Our medication adherence metrics for preventive drug regimens for conditions such as hypertension, hyperlipidemia, heart failure, diabetes, asthma/COPD and depression have also improved. Our research shows that health care costs for patients with these conditions are reduced when they take their medications as prescribed. For example, for patients with congestive heart failure, CVS Health found that they spend nearly $8,000 less per year by adhering to their medication.
As an additional step to managing health care costs more effectively, CVS Health also instituted point-of-sale rebates so that our covered employees have the direct benefit of the discounts our PBM negotiates from the manufacturer. And, we are so convinced that point-of-sale rebates are effective in reducing high out-of-pocket costs for those on high deductible health plans while increasing adherence, improving health outcomes and keeping costs down, that we have urged our clients to adopt this same approach.
In fact, currently 10 million lives covered by our PBM are in point-of-sale rebate plans. It’s important to note that point-of-sale rebate plans are not an all or nothing choice. Rebates can be used to help keep premium costs lower while also being applied at the point of sale to help lower out-of-pocket costs.

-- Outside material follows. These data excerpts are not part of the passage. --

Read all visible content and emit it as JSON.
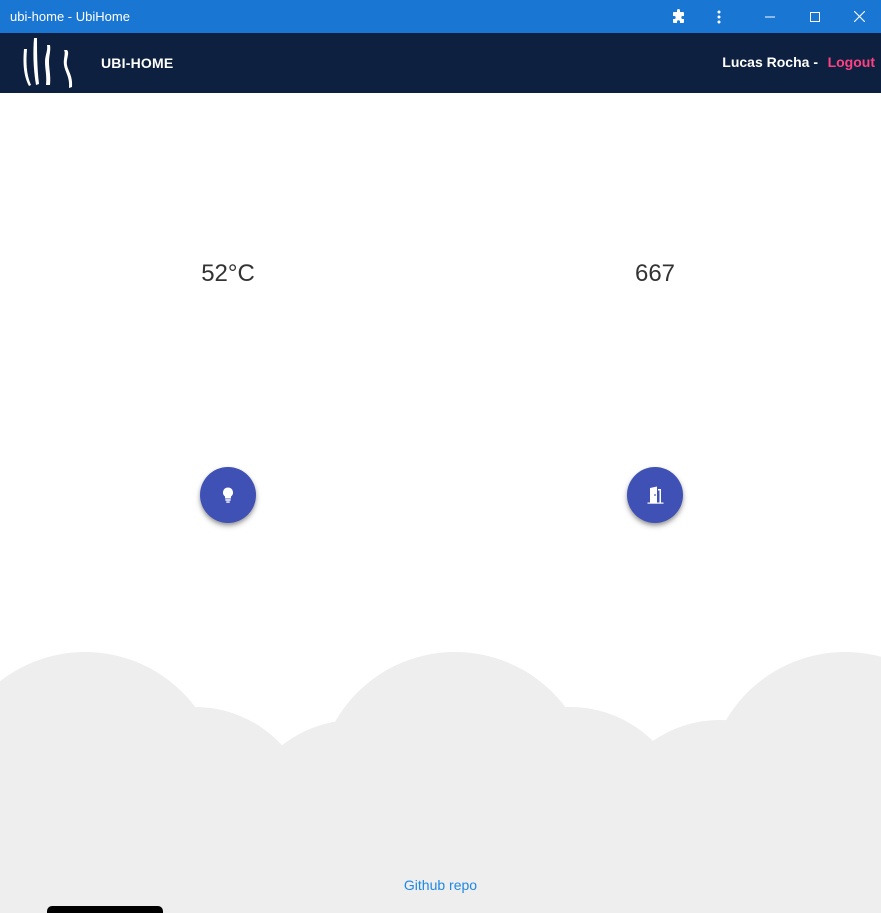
{
  "window": {
    "title": "ubi-home - UbiHome",
    "icons": [
      "puzzle-icon",
      "kebab-menu-icon",
      "minimize-icon",
      "maximize-icon",
      "close-icon"
    ]
  },
  "appbar": {
    "brand": "UBI-HOME",
    "user": "Lucas Rocha -",
    "logout": "Logout",
    "colors": {
      "background": "#0e203f",
      "logout": "#ff4081"
    }
  },
  "readings": {
    "temperature": "52°C",
    "count": "667"
  },
  "actions": {
    "light_icon": "lightbulb-icon",
    "door_icon": "door-icon",
    "color": "#3f51b5"
  },
  "footer": {
    "link": "Github repo",
    "cloud_color": "#eeeeee"
  }
}
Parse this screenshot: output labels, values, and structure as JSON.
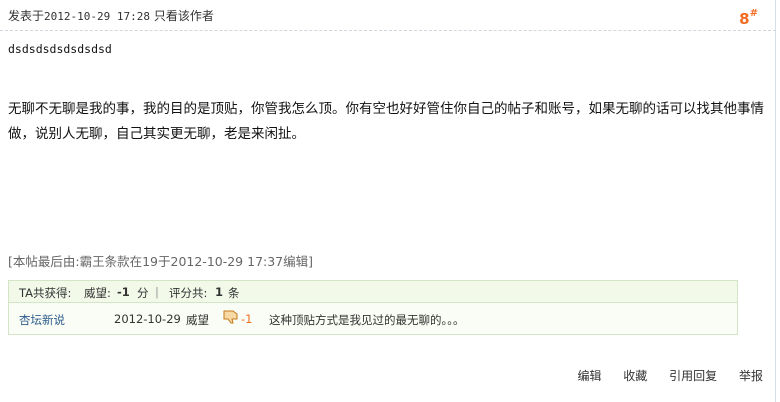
{
  "post": {
    "posted_prefix": "发表于",
    "posted_date": "2012-10-29 17:28",
    "only_author": "只看该作者",
    "floor_number": "8",
    "floor_symbol": "#",
    "first_line": "dsdsdsdsdsdsdsd",
    "content": "无聊不无聊是我的事，我的目的是顶贴，你管我怎么顶。你有空也好好管住你自己的帖子和账号，如果无聊的话可以找其他事情做，说别人无聊，自己其实更无聊，老是来闲扯。",
    "edit_note": "[本帖最后由:霸王条款在19于2012-10-29 17:37编辑]"
  },
  "rating": {
    "ta_label": "TA共获得:",
    "prestige_label": "威望:",
    "prestige_value": "-1",
    "prestige_unit": "分",
    "divider": "|",
    "count_label": "评分共:",
    "count_value": "1",
    "count_unit": "条",
    "entry": {
      "user": "杏坛新说",
      "date": "2012-10-29",
      "field": "威望",
      "thumb_icon": "thumb-down-icon",
      "score": "-1",
      "reason": "这种顶贴方式是我见过的最无聊的。。。"
    }
  },
  "actions": {
    "edit": "编辑",
    "favorite": "收藏",
    "quote_reply": "引用回复",
    "report": "举报"
  }
}
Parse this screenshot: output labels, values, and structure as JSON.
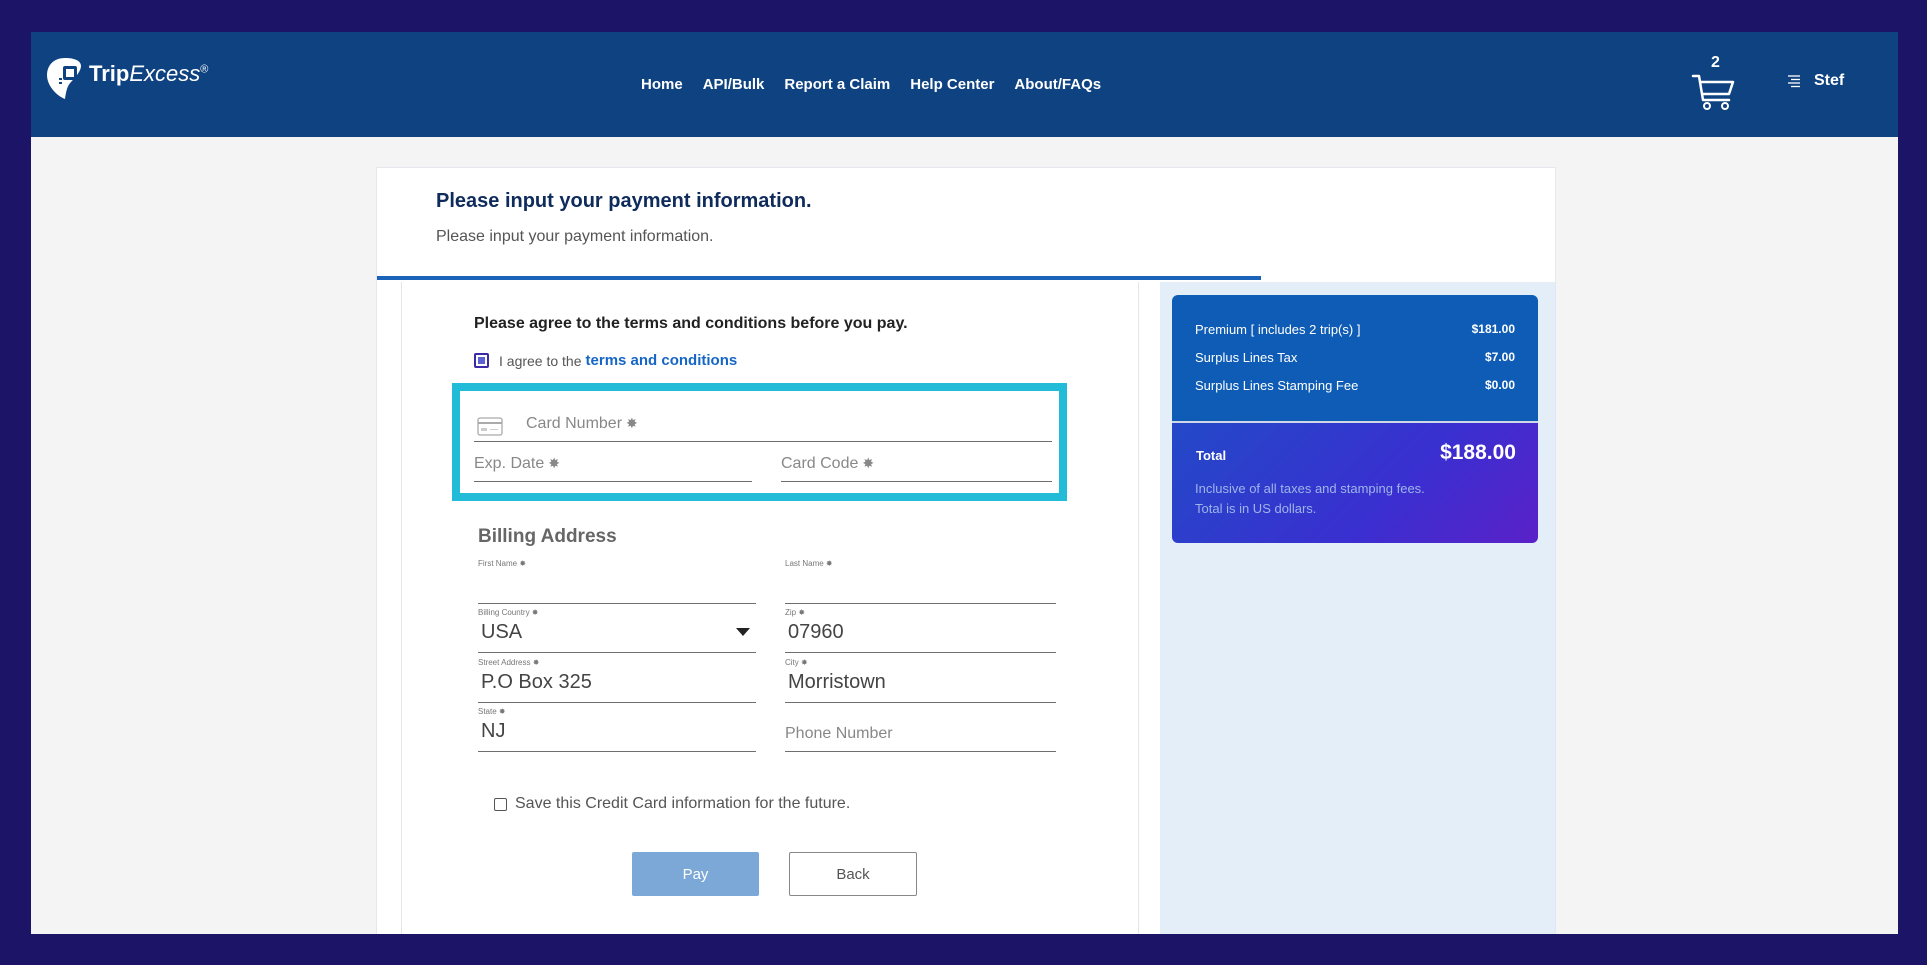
{
  "header": {
    "logo": {
      "brand_bold": "Trip",
      "brand_italic": "Excess",
      "reg_mark": "®"
    },
    "nav": [
      {
        "label": "Home"
      },
      {
        "label": "API/Bulk"
      },
      {
        "label": "Report a Claim"
      },
      {
        "label": "Help Center"
      },
      {
        "label": "About/FAQs"
      }
    ],
    "cart": {
      "count": "2",
      "icon": "cart-icon"
    },
    "user": {
      "name": "Stef",
      "icon": "menu-icon"
    }
  },
  "page": {
    "title": "Please input your payment information.",
    "subtitle": "Please input your payment information.",
    "progress": 0.75
  },
  "terms": {
    "heading": "Please agree to the terms and conditions before you pay.",
    "agree_prefix": "I agree to the",
    "agree_link": "terms and conditions",
    "checked": true
  },
  "payment": {
    "card_icon": "credit-card-icon",
    "card_number_placeholder": "Card Number",
    "exp_date_placeholder": "Exp. Date",
    "card_code_placeholder": "Card Code",
    "required_mark": "✸",
    "highlight_color": "#22bcd9"
  },
  "billing": {
    "title": "Billing Address",
    "first_name": {
      "label": "First Name",
      "value": ""
    },
    "last_name": {
      "label": "Last Name",
      "value": ""
    },
    "country": {
      "label": "Billing Country",
      "value": "USA"
    },
    "zip": {
      "label": "Zip",
      "value": "07960"
    },
    "street": {
      "label": "Street Address",
      "value": "P.O Box 325"
    },
    "city": {
      "label": "City",
      "value": "Morristown"
    },
    "state": {
      "label": "State",
      "value": "NJ"
    },
    "phone": {
      "placeholder": "Phone Number"
    }
  },
  "save_card": {
    "label": "Save this Credit Card information for the future.",
    "checked": false
  },
  "buttons": {
    "pay": "Pay",
    "back": "Back"
  },
  "summary": {
    "items": [
      {
        "label": "Premium [ includes 2 trip(s) ]",
        "amount": "$181.00"
      },
      {
        "label": "Surplus Lines Tax",
        "amount": "$7.00"
      },
      {
        "label": "Surplus Lines Stamping Fee",
        "amount": "$0.00"
      }
    ],
    "total_label": "Total",
    "total_amount": "$188.00",
    "note_line1": "Inclusive of all taxes and stamping fees.",
    "note_line2": "Total is in US dollars."
  }
}
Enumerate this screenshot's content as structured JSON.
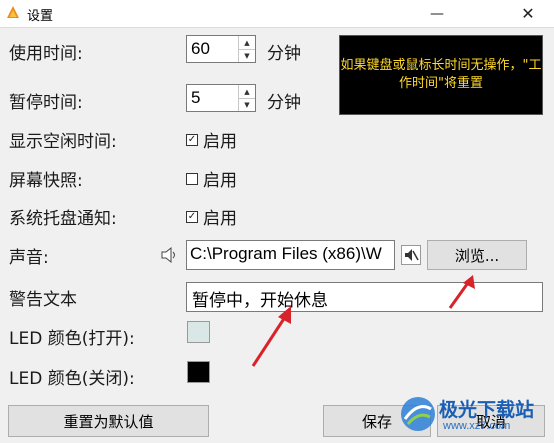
{
  "window": {
    "title": "设置",
    "minimize_icon": "minimize-icon",
    "close_icon": "close-icon"
  },
  "settings": {
    "use_time": {
      "label": "使用时间:",
      "value": "60",
      "unit": "分钟"
    },
    "pause_time": {
      "label": "暂停时间:",
      "value": "5",
      "unit": "分钟"
    },
    "show_idle": {
      "label": "显示空闲时间:",
      "checked": true,
      "option": "启用"
    },
    "screen_snapshot": {
      "label": "屏幕快照:",
      "checked": false,
      "option": "启用"
    },
    "tray_notify": {
      "label": "系统托盘通知:",
      "checked": true,
      "option": "启用"
    },
    "sound": {
      "label": "声音:",
      "path": "C:\\Program Files (x86)\\W",
      "browse": "浏览..."
    },
    "warning_text": {
      "label": "警告文本",
      "value": "暂停中，开始休息"
    },
    "led_on": {
      "label": "LED 颜色(打开):",
      "color": "#d9e8e6"
    },
    "led_off": {
      "label": "LED 颜色(关闭):",
      "color": "#000000"
    }
  },
  "notice": "如果键盘或鼠标长时间无操作，\"工作时间\"将重置",
  "buttons": {
    "reset": "重置为默认值",
    "save": "保存",
    "cancel": "取消"
  },
  "watermark": {
    "text": "极光下载站",
    "url": "www.xz7.com"
  },
  "colors": {
    "accent_arrow": "#d9232b",
    "notice_bg": "#000000",
    "notice_text": "#ffd92a"
  }
}
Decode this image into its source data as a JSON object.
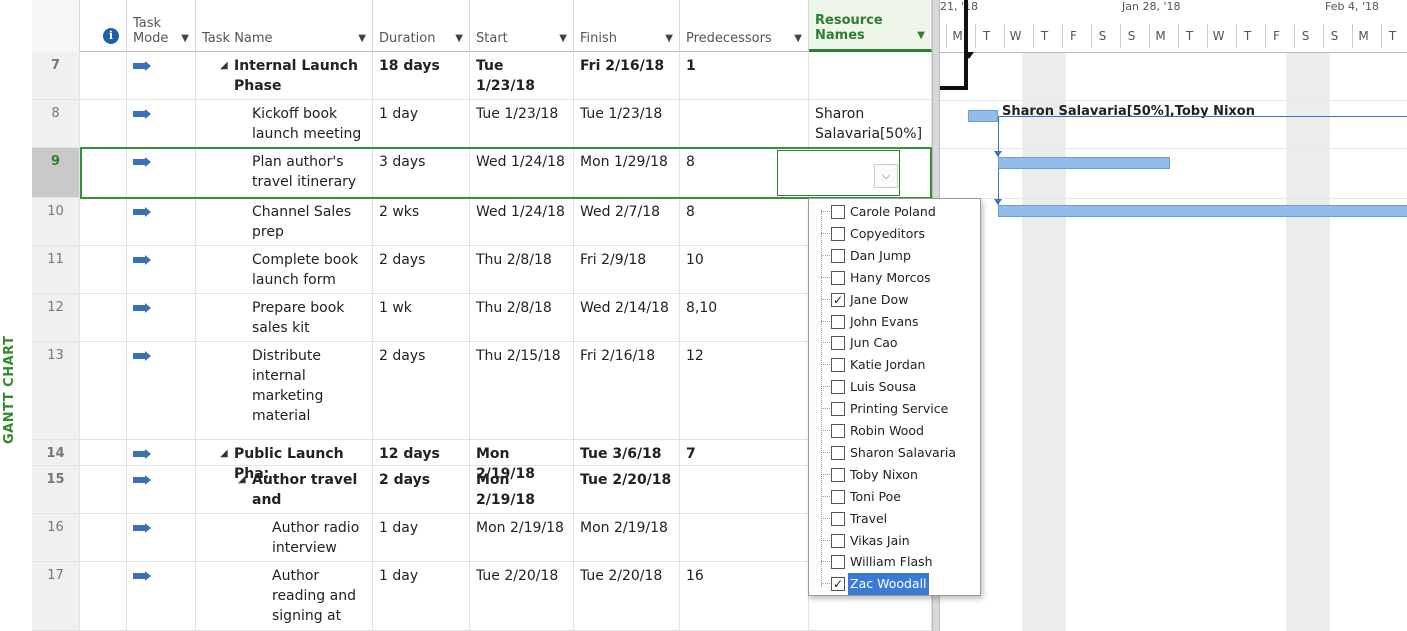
{
  "view_label": "GANTT CHART",
  "columns": {
    "info": "i",
    "task_mode": "Task Mode",
    "task_name": "Task Name",
    "duration": "Duration",
    "start": "Start",
    "finish": "Finish",
    "predecessors": "Predecessors",
    "resource_names": "Resource Names"
  },
  "rows": [
    {
      "id": "7",
      "name": "Internal Launch Phase",
      "duration": "18 days",
      "start": "Tue 1/23/18",
      "finish": "Fri 2/16/18",
      "pred": "1",
      "res": "",
      "summary": true,
      "indent": 1
    },
    {
      "id": "8",
      "name": "Kickoff book launch meeting",
      "duration": "1 day",
      "start": "Tue 1/23/18",
      "finish": "Tue 1/23/18",
      "pred": "",
      "res": "Sharon Salavaria[50%]",
      "summary": false,
      "indent": 2
    },
    {
      "id": "9",
      "name": "Plan author's travel itinerary",
      "duration": "3 days",
      "start": "Wed 1/24/18",
      "finish": "Mon 1/29/18",
      "pred": "8",
      "res": "",
      "summary": false,
      "indent": 2
    },
    {
      "id": "10",
      "name": "Channel Sales prep",
      "duration": "2 wks",
      "start": "Wed 1/24/18",
      "finish": "Wed 2/7/18",
      "pred": "8",
      "res": "",
      "summary": false,
      "indent": 2
    },
    {
      "id": "11",
      "name": "Complete book launch form",
      "duration": "2 days",
      "start": "Thu 2/8/18",
      "finish": "Fri 2/9/18",
      "pred": "10",
      "res": "",
      "summary": false,
      "indent": 2
    },
    {
      "id": "12",
      "name": "Prepare book sales kit",
      "duration": "1 wk",
      "start": "Thu 2/8/18",
      "finish": "Wed 2/14/18",
      "pred": "8,10",
      "res": "",
      "summary": false,
      "indent": 2
    },
    {
      "id": "13",
      "name": "Distribute internal marketing material",
      "duration": "2 days",
      "start": "Thu 2/15/18",
      "finish": "Fri 2/16/18",
      "pred": "12",
      "res": "",
      "summary": false,
      "indent": 2
    },
    {
      "id": "14",
      "name": "Public Launch Pha:",
      "duration": "12 days",
      "start": "Mon 2/19/18",
      "finish": "Tue 3/6/18",
      "pred": "7",
      "res": "",
      "summary": true,
      "indent": 1
    },
    {
      "id": "15",
      "name": "Author travel and",
      "duration": "2 days",
      "start": "Mon 2/19/18",
      "finish": "Tue 2/20/18",
      "pred": "",
      "res": "",
      "summary": true,
      "indent": 2
    },
    {
      "id": "16",
      "name": "Author radio interview",
      "duration": "1 day",
      "start": "Mon 2/19/18",
      "finish": "Mon 2/19/18",
      "pred": "",
      "res": "",
      "summary": false,
      "indent": 3
    },
    {
      "id": "17",
      "name": "Author reading and signing at",
      "duration": "1 day",
      "start": "Tue 2/20/18",
      "finish": "Tue 2/20/18",
      "pred": "16",
      "res": "",
      "summary": false,
      "indent": 3
    }
  ],
  "resource_dropdown": [
    {
      "name": "Carole Poland",
      "checked": false
    },
    {
      "name": "Copyeditors",
      "checked": false
    },
    {
      "name": "Dan Jump",
      "checked": false
    },
    {
      "name": "Hany Morcos",
      "checked": false
    },
    {
      "name": "Jane Dow",
      "checked": true
    },
    {
      "name": "John Evans",
      "checked": false
    },
    {
      "name": "Jun Cao",
      "checked": false
    },
    {
      "name": "Katie Jordan",
      "checked": false
    },
    {
      "name": "Luis Sousa",
      "checked": false
    },
    {
      "name": "Printing Service",
      "checked": false
    },
    {
      "name": "Robin Wood",
      "checked": false
    },
    {
      "name": "Sharon Salavaria",
      "checked": false
    },
    {
      "name": "Toby Nixon",
      "checked": false
    },
    {
      "name": "Toni Poe",
      "checked": false
    },
    {
      "name": "Travel",
      "checked": false
    },
    {
      "name": "Vikas Jain",
      "checked": false
    },
    {
      "name": "William Flash",
      "checked": false
    },
    {
      "name": "Zac Woodall",
      "checked": true,
      "highlighted": true
    }
  ],
  "gantt": {
    "week_labels": [
      "21, '18",
      "Jan 28, '18",
      "Feb 4, '18"
    ],
    "day_labels": [
      "M",
      "T",
      "W",
      "T",
      "F",
      "S",
      "S",
      "M",
      "T",
      "W",
      "T",
      "F",
      "S",
      "S",
      "M",
      "T"
    ],
    "bar_label": "Sharon Salavaria[50%],Toby Nixon",
    "colors": {
      "bar": "#92bde8",
      "link": "#3a74c2",
      "weekend": "#ececec"
    }
  },
  "icons": {
    "task_mode": "auto-scheduled-task-icon",
    "dropdown_arrow": "chevron-down-icon",
    "info": "info-icon"
  }
}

CVS Health as a large employer, in addition to being a health care company, has wrestled with many of the same challenges other employers do as we seek to balance member costs and offer a sustainable benefit. We, like our clients, use rebates as a tool to drive discounts and support the health care coverage we provide to our employees. By combining point-of-sale rebates, zero-dollar co-pays for preventive drugs with a comprehensive preventive drug list, we are able to address costs both as an employer and for our employees individually – and others could certainly do the same.
In fact, we encourage our clients to do exactly that. We would all be healthier for it.
Larry J. Merlo is president and chief executive officer of CVS Health.